The Carpetbagger adds another insightful bit of info on a high-profile conservative who eagerly jumped into the fray:
As for one of the leading members of the right-wing mob, Michelle Malkin whined the other day that too few of us on the left fail to recognize a “good-faith argument.”
When Ezra Klein offered a debate on SCHIP, Malkin responded in good faith:
"'Debate' Ezra Klein? What a perverse distraction and a laughable waste of time that would be.
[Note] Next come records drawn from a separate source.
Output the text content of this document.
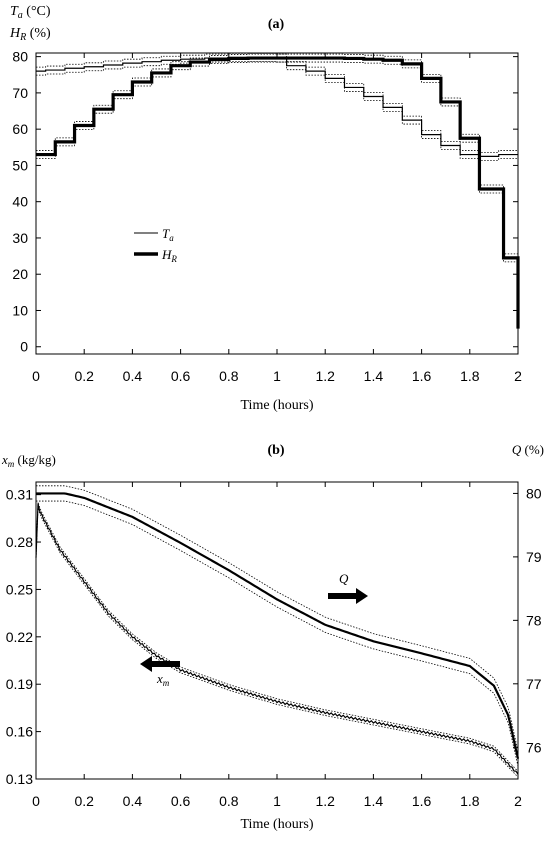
$T_a$ (°C)
$H_R$ (%)
(a)
0 0.2 0.4 0.6 0.8 1 1.2 1.4 1.6 1.8 2
0
10
20
30
40
50
60
70
80
$T_a$
$H_R$
Time (hours)
(b)
$x_m$ (kg/kg)
Q (%)
0 0.2 0.4 0.6 0.8 1 1.2 1.4 1.6 1.8 2
0.13
0.16
0.19
0.22
0.25
0.28
0.31
76
77
78
79
80
Q
$x_m$
Time (hours)
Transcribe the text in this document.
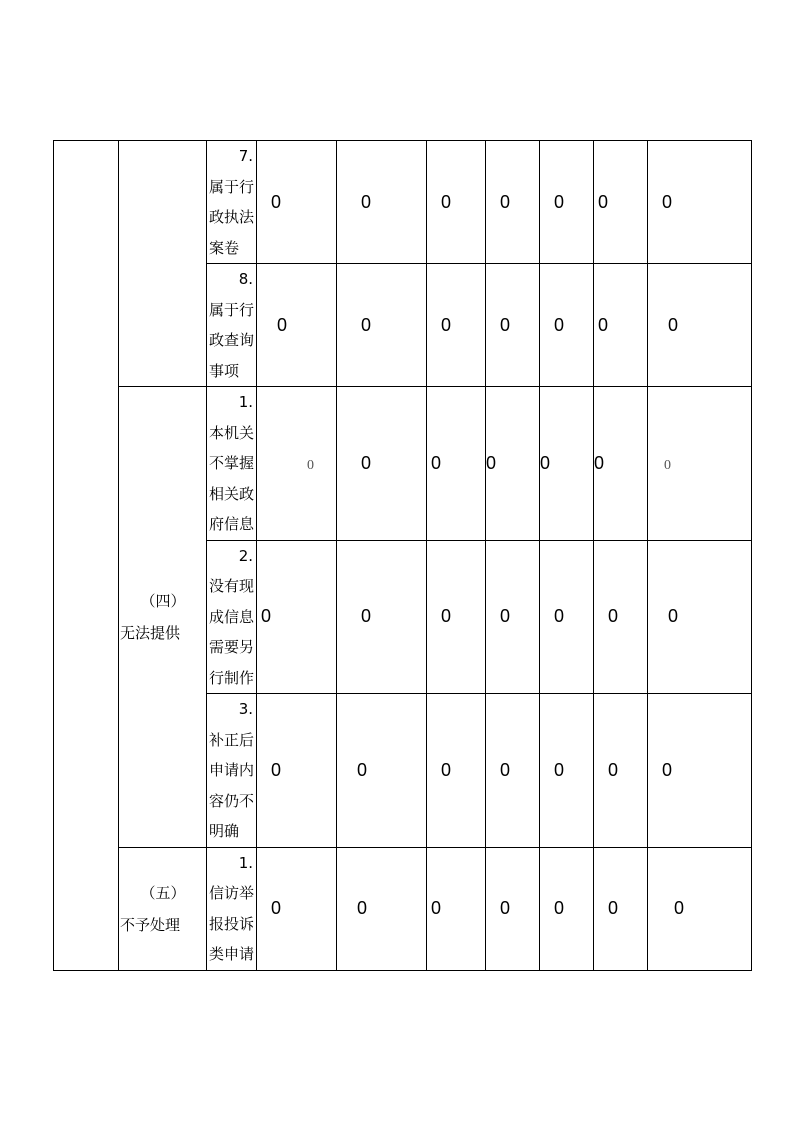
		7.
属于行政执法案卷	0	0	0	0	0	0	0

		8.
属于行政查询事项	0	0	0	0	0	0	0

	（四）
无法提供	1.
本机关不掌握相关政府信息	0	0	0	0	0	0	0

		2.
没有现成信息需要另行制作	0	0	0	0	0	0	0

		3.
补正后申请内容仍不明确	0	0	0	0	0	0	0

	（五）
不予处理	1.
信访举报投诉类申请	0	0	0	0	0	0	0
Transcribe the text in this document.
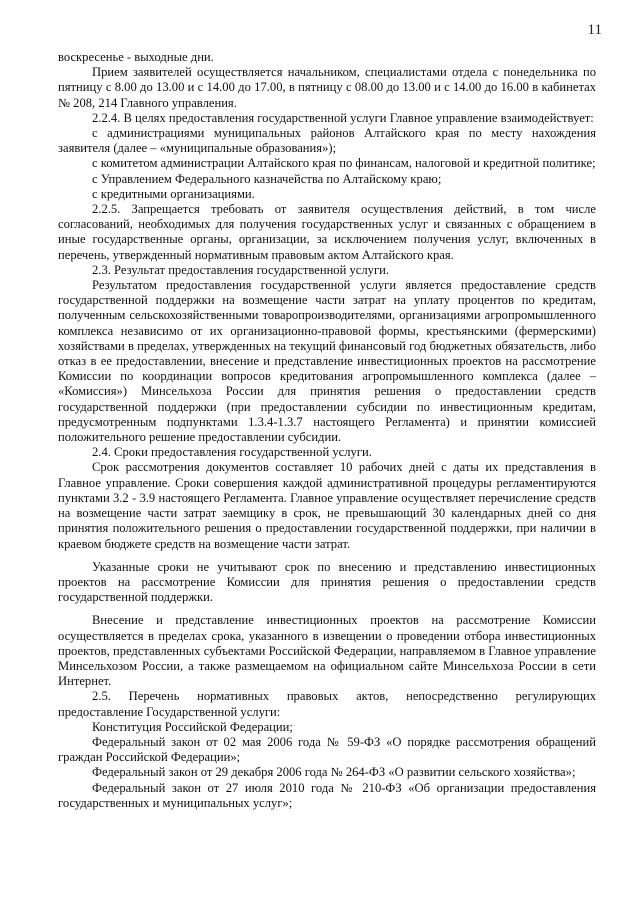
11

воскресенье - выходные дни.

Прием заявителей осуществляется начальником, специалистами отдела с понедельника по пятницу с 8.00 до 13.00 и с 14.00 до 17.00, в пятницу с 08.00 до 13.00 и с 14.00 до 16.00 в кабинетах № 208, 214 Главного управления.

2.2.4. В целях предоставления государственной услуги Главное управление взаимодействует:

с администрациями муниципальных районов Алтайского края по месту нахождения заявителя (далее – «муниципальные образования»);

с комитетом администрации Алтайского края по финансам, налоговой и кредитной политике;

с Управлением Федерального казначейства по Алтайскому краю;

с кредитными организациями.

2.2.5. Запрещается требовать от заявителя осуществления действий, в том числе согласований, необходимых для получения государственных услуг и связанных с обращением в иные государственные органы, организации, за исключением получения услуг, включенных в перечень, утвержденный нормативным правовым актом Алтайского края.

2.3. Результат предоставления государственной услуги.

Результатом предоставления государственной услуги является предоставление средств государственной поддержки на возмещение части затрат на уплату процентов по кредитам, полученным сельскохозяйственными товаропроизводителями, организациями агропромышленного комплекса независимо от их организационно-правовой формы, крестьянскими (фермерскими) хозяйствами в пределах, утвержденных на текущий финансовый год бюджетных обязательств, либо отказ в ее предоставлении, внесение и представление инвестиционных проектов на рассмотрение Комиссии по координации вопросов кредитования агропромышленного комплекса (далее – «Комиссия») Минсельхоза России для принятия решения о предоставлении средств государственной поддержки (при предоставлении субсидии по инвестиционным кредитам, предусмотренным подпунктами 1.3.4-1.3.7 настоящего Регламента) и принятии комиссией положительного решение предоставлении субсидии.

2.4. Сроки предоставления государственной услуги.

Срок рассмотрения документов составляет 10 рабочих дней с даты их представления в Главное управление. Сроки совершения каждой административной процедуры регламентируются пунктами 3.2 - 3.9 настоящего Регламента. Главное управление осуществляет перечисление средств на возмещение части затрат заемщику в срок, не превышающий 30 календарных дней со дня принятия положительного решения о предоставлении государственной поддержки, при наличии в краевом бюджете средств на возмещение части затрат.

Указанные сроки не учитывают срок по внесению и представлению инвестиционных проектов на рассмотрение Комиссии для принятия решения о предоставлении средств государственной поддержки.

Внесение и представление инвестиционных проектов на рассмотрение Комиссии осуществляется в пределах срока, указанного в извещении о проведении отбора инвестиционных проектов, представленных субъектами Российской Федерации, направляемом в Главное управление Минсельхозом России, а также размещаемом на официальном сайте Минсельхоза России в сети Интернет.

2.5. Перечень нормативных правовых актов, непосредственно регулирующих предоставление Государственной услуги:

Конституция Российской Федерации;

Федеральный закон от 02 мая 2006 года № 59-ФЗ «О порядке рассмотрения обращений граждан Российской Федерации»;

Федеральный закон от 29 декабря 2006 года № 264-ФЗ «О развитии сельского хозяйства»;

Федеральный закон от 27 июля 2010 года № 210-ФЗ «Об организации предоставления государственных и муниципальных услуг»;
And that’s what they really want, isn’t it? To distract and waste time so they can foist their agenda on the country unimpeded."
Man, talk about the Bush era axiom 'If they accuse you of it, they're doing it themselves.' Social security privatization, any one? And to demonstrate that her argument has nothing to do with SCHIP and everything to do with hypocritical demagoguery, here's the punchline. Malkin's own words from 2004:
After my husband quit his job earlier this year (to become a full-time stay-at-home dad), we had a choice. We could either buy health insurance from his former employer through a program called COBRA at a cost of more than $1,000 per month(!) or we could go it alone in Maryland’s individual market. Given our financial circumstances, that “choice” wasn’t much of a choice at all. We had to go on our own.
We discovered that the most generous plans in Maryland’s individual market cost $700 per month yet provide no more than $1,500 per year of prescription drug coverage–a drop in the bucket if someone in our family were to be diagnosed with a serious illness.
With health insurance choices like that, no wonder so many people opt to go uninsured.
Contortionist Michelle Malkin, ladies and gentlemen. She'll no doubt be baffling audiences and duping the gullible for years to come. Thank you, and don't forget to not tip your server-- that leads to Bolshevism.
UPDATE: Jonathan Cohn has a long, long piece up at TNR on the same thing. And it's the place to go for all the details on SCHIP you could want. Nice rhetorical flourish at the end, too, if a bit soft on all the reactionary shitheads out there:
[I]t's not just the most destitute Americans who need assistance getting health insurance. It's people who have jobs, make a decent living, and own their homes. And when medical crisis hits, they're forced to take drastic steps--like selling their homes, depleting life savings, declaring bankruptcy, or simply going without the care they and their loved ones need. Unless, of course, the government provides them with insurance at affordable rates.
Maybe that's why polls show large majorities of Americans supporting S-CHIP expansion and, increasingly, the creation of a universal health care system guaranteeing coverage as a birthright.
And maybe that is why the right is getting so desperate. They know they are defending a hopelessly dysfunctional system--a system in which even the middle class can struggle.